Thousands of pro-government protestors flocked to Bangkok Saturday from the provinces to attend a mass rally in the capital aimed at counter-balancing months of anti-government demonstrations led by the People's Alliance for Democracy (PAD).
Bus-loads of people hailing from various provinces headed for the Rajamangala National Stadium, creating traffic jams along Ramkhamhaeng road, to claim their places at the much-anticipated "Truth Today" demonstration the highlight of which promises to be a message from Thailand's fugitive former prime minister Thaksin Shinawatra, reported dpa.
Thaksin, currently in Hong Kong, was scheduled to deliver a message to the audience at 9:30 pm Saturday in a pre-recorded video, according to organizers of the event.
His message will be keenly followed not just by the audience but by Thailand's Supreme Court for Political Office Holders, that on October 21 sentenced Thaksin to two years in jail for abusing his powers as prime minister in 2003 by allowing his wife to bid on a plot of land put up for public auction.
The court has threatened Thaksin with another seven year jail term if he says anything Saturday night critical of the verdict that might amount to "contempt of court."

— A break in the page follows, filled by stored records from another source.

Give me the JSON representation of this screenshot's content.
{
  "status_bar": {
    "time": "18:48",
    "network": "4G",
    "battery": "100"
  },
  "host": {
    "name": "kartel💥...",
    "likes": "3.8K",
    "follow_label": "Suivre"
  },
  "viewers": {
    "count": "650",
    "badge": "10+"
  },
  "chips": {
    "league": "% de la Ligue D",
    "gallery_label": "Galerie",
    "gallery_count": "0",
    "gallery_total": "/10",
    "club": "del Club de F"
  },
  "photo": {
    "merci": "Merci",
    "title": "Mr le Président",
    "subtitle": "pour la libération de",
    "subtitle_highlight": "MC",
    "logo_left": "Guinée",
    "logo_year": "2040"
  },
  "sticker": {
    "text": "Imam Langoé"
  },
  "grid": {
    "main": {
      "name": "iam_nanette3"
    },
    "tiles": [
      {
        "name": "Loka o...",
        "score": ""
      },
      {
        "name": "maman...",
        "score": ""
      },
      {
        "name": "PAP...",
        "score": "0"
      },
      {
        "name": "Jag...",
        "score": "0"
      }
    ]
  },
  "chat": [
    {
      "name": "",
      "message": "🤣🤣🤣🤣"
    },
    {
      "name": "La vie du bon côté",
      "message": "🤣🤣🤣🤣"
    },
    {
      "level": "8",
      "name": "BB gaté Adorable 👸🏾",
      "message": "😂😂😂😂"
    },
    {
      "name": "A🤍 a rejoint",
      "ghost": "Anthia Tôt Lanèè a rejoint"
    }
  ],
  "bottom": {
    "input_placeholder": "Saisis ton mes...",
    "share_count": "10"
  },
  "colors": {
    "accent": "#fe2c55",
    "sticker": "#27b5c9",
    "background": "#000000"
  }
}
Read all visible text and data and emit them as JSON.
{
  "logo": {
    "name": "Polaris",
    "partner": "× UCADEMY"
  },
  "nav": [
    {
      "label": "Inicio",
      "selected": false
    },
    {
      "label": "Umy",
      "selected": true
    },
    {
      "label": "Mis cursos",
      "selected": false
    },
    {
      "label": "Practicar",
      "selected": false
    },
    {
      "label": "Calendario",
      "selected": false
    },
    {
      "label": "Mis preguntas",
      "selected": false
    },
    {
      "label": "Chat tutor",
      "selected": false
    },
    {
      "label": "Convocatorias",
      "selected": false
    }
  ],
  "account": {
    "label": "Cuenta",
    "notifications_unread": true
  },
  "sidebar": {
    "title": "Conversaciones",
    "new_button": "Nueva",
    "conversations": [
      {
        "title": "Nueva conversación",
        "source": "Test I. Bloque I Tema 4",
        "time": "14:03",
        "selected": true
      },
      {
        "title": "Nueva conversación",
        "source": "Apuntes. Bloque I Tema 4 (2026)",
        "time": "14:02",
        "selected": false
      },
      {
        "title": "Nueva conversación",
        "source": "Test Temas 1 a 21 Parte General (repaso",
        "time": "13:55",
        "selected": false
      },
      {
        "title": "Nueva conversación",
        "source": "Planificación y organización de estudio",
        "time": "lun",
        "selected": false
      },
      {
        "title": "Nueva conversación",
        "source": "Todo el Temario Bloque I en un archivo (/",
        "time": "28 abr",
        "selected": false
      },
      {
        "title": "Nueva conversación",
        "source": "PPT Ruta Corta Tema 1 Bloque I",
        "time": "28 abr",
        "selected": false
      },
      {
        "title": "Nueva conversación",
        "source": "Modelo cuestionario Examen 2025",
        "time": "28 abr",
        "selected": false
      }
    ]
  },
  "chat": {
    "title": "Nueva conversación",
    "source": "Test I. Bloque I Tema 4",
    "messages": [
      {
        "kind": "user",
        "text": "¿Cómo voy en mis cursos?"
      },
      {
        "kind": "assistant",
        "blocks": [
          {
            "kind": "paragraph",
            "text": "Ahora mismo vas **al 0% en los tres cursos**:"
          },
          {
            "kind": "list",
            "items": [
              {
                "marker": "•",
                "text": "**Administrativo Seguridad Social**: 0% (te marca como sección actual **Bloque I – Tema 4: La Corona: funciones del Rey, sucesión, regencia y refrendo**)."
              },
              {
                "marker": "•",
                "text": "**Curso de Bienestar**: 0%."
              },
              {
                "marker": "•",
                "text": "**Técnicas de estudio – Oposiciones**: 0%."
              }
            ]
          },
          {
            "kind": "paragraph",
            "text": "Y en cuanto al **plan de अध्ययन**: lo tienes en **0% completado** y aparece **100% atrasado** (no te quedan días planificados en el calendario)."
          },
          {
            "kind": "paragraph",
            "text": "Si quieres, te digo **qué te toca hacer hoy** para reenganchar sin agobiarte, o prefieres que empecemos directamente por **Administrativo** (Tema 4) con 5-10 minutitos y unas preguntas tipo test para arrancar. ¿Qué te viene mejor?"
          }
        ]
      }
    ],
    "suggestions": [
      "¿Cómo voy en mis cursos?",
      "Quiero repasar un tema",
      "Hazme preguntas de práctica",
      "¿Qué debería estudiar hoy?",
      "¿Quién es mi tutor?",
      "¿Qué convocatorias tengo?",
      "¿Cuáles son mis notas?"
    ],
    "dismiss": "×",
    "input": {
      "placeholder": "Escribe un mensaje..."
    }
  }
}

The event, organized by the "Truth Today" show and the so-called United Front of Democracy against Dictatorship (UDD), comes at a time when the Thailand's elected government is extremely fragile.
Thailand's Army Commander-in Chief General Anupong Paojinda has warned of a possible coup if there is any violence in Bangkok in coming weeks, in effect prohibiting a government crackdown on the anti-government PAD which seized Government House on August 26 and has occupied it since.
Thai Prime Minister Somchai Wongsawat, Thaksin's brother-in-law, has been the target of nearly daily protests led by the PAD, calling for his resignation and the dissolution of parliament.
Somchai has been sharply criticized by the military and a broad swathe of Thai society for allowing police to attack PAD-followers with tear-gas canisters on October 7 after the anti-government movement had surrounded Parliament in an effort to prevent the official launch of the new administration.
Two PAD followers died in the melee and 400 others were injured.
The PAD, a loose coalition of groups fanatically opposed to Thaksin and his political allies, sees Somchai as a nominee for the now fugitive politician who has been living in exile in London with his wife since August 11.
Thaksin's recent conviction on abuse-of-power charges was deemed a major victory for the PAD, which accuses the former telecommunications-tycoon-turned-politician of monopolizing Thai politics through populist polices during his premierships from 2001 to 2006 for his own personal benefit and those of his cronies.
But many in Thailand, especially the rural and urban poor who benefitted most from Thaksin's efforts to spread benefits to the grass roots, continue to view the controversial politician as a saviour and the PAD as a conservative, undemocratic movement bent of returning Thailand to a system of appointee governments typified by past military-led governments.
"We think we need to show that there are many people who disagree with the PAD," said Chaturon Chaisaeng, a former acting head of the Thai Rak Thai Party, Thaksin's now disbanded party.
"This rally is an important turning point for Thai politics," said Chaturon, who is one of the speakers at Saturday's rally. "If it can be held without violence it will make it harder for the military to stage a coup in the future."